On appeal, the court noted the narrowness of his Second Amendment claim. Mai, it observed, “has never asserted, for example, an equal-protection claim that, because persons in thirty other states benefit from programs applying [the federal relief-from-disabilities program’s] substantive standards, he too is entitled to relief or to an opportunity to meet those standards. Nor has he advanced, on appeal, an argument that due process demands the same results.” He only raised the claim that the Second Amendment entitles him to possess guns, notwithstanding his earlier commitment.

Following the familiar two-part framework, the court first took the increasingly common step of assuming-without-deciding. At step one, it refused to hold that Mai, or individuals who have been committed to a mental institution, fall outside the scope of the Second Amendment altogether (unlike the Third Circuit in Beers, which did hold this). Instead, it assumed that the law burdened conduct protected by the right and moved to step two.

At step two, a court decides whether the law passes the appropriate level of scrutiny. Interestingly, Mai appears to have conceded that intermediate scrutiny applied in this case. As the court said, “Regardless of present-day peaceableness, a person who required formal intervention and involuntary commitment by the State because of the person’s dangerousness is not a ‘law-abiding, responsible citizen.’ Section 922(g)(4)’s prohibition thus falls well outside the core of the Second Amendment right.”

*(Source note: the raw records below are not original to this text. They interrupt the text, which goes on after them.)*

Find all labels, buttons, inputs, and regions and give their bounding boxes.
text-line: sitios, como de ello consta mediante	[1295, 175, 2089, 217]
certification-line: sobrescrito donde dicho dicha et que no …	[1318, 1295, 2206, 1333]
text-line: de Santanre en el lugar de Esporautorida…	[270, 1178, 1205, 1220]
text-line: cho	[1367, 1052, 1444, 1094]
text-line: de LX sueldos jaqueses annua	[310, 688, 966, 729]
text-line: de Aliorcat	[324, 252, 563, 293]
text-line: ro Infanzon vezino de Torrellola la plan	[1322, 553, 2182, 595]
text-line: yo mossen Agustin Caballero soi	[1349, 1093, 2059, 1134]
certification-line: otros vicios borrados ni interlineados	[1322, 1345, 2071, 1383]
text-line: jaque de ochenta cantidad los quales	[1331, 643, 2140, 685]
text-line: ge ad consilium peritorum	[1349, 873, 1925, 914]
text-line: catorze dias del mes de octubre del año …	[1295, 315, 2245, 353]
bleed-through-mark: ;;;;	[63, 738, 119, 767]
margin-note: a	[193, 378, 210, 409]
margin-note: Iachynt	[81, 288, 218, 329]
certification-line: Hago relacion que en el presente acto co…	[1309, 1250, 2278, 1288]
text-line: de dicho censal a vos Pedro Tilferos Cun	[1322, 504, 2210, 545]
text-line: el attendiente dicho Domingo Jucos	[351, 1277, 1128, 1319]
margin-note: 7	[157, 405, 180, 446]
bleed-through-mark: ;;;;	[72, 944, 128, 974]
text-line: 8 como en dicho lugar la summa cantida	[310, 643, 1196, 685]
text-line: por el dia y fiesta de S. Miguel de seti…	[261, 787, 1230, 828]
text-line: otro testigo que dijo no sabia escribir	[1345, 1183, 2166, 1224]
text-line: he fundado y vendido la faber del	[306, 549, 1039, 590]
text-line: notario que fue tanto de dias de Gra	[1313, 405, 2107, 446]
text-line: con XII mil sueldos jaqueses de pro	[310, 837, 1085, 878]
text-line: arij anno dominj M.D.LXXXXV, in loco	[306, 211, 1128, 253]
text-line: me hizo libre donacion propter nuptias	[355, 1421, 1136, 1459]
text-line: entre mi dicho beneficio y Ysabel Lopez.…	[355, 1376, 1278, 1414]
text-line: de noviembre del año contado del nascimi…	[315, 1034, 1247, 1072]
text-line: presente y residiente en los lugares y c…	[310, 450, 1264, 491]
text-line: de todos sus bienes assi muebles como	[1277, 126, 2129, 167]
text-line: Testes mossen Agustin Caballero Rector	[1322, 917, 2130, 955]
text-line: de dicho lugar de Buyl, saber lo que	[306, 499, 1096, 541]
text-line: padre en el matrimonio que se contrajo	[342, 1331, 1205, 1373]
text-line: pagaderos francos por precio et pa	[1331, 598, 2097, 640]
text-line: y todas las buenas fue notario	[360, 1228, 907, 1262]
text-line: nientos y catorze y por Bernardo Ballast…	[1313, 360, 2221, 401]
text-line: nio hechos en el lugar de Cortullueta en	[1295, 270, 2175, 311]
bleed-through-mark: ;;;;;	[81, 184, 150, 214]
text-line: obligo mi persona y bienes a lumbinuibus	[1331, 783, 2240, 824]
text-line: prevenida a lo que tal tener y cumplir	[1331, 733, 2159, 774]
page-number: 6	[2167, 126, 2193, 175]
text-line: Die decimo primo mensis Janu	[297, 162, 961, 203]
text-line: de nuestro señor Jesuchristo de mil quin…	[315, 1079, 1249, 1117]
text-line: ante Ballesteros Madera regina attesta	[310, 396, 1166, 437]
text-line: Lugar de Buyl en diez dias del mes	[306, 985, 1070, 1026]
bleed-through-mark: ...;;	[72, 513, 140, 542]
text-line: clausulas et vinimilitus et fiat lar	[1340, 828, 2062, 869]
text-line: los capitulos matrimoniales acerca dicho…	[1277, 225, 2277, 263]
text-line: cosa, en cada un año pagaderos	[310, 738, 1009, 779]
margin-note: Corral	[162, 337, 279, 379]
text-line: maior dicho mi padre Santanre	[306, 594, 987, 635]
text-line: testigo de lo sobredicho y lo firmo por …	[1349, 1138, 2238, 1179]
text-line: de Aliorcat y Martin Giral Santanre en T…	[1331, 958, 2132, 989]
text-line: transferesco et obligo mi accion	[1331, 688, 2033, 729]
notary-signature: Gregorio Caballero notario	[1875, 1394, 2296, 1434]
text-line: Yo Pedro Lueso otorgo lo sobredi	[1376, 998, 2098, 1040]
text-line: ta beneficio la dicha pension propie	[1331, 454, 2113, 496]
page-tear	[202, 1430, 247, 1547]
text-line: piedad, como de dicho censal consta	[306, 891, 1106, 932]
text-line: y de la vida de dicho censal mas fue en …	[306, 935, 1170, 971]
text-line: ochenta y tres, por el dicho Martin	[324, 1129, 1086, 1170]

In applying intermediate scrutiny, the court cited the government’s interest in preventing suicide as a compelling interest and then concluded that the law is a reasonable means to achieve that purpose. The court relied on empirical evidence that it said supported Congress’s judgment. It noted that one study found that individuals with a prior involuntary commitment were 39 times more likely to attempt suicide. Although the court acknowledged that the study is not a perfect fit for Mai’s situation (it extended out less than a decade after commitment), intermediate scrutiny does not require a perfect fit. “We cannot conclude that, because no one apparently has published a study beyond 8.5 years after the participants’ release from involuntary commitment, Congress may not infer that the increased risk of violence continues after that time period.” The court also rejected the notion that Congress’s allowance for state relief-from-disabilities programs meant the legislature changed its mind with respect to the risk of this class of individuals. “Congress’ statutory extension of grace to some persons as part of a political compromise aimed at preventing gun violence does not affect our constitutional analysis.” The court concluded that the statute passed intermediate scrutiny as applied to Mai.

In short, after Mai, each of the three federal courts of appeals to have addressed the issue have reached different conclusions about the rights of those with disqualifying mental health commitments:

  • Tyler (6th Cir. 2016): these individuals are inside the scope of the right at step one and the law is unconstitutional under intermediate scrutiny as-applied to a person with an old commitment
  • Beers (3rd Cir. 2019): these individuals are outside the scope of the right at step one
  • Mai (9th Cir. 2020): these individuals are inside the scope of the right at step one (at least for argument’s sake), but the law is not unconstitutional under intermediate scrutiny as applied to a person with an old commitment

Judging by the Supreme Court’s denial of a cert petition late last year in Medina v. Barr, challenging the felon prohibitor, the Court may have less of an appetite for dealing with person-based prohibitions than other gun regulations. Or maybe just less appetite for those with a prior criminal conviction. One way or another, though, this issue will continue to present a live controversy for courts grappling with the scope and strength of the Second Amendment right.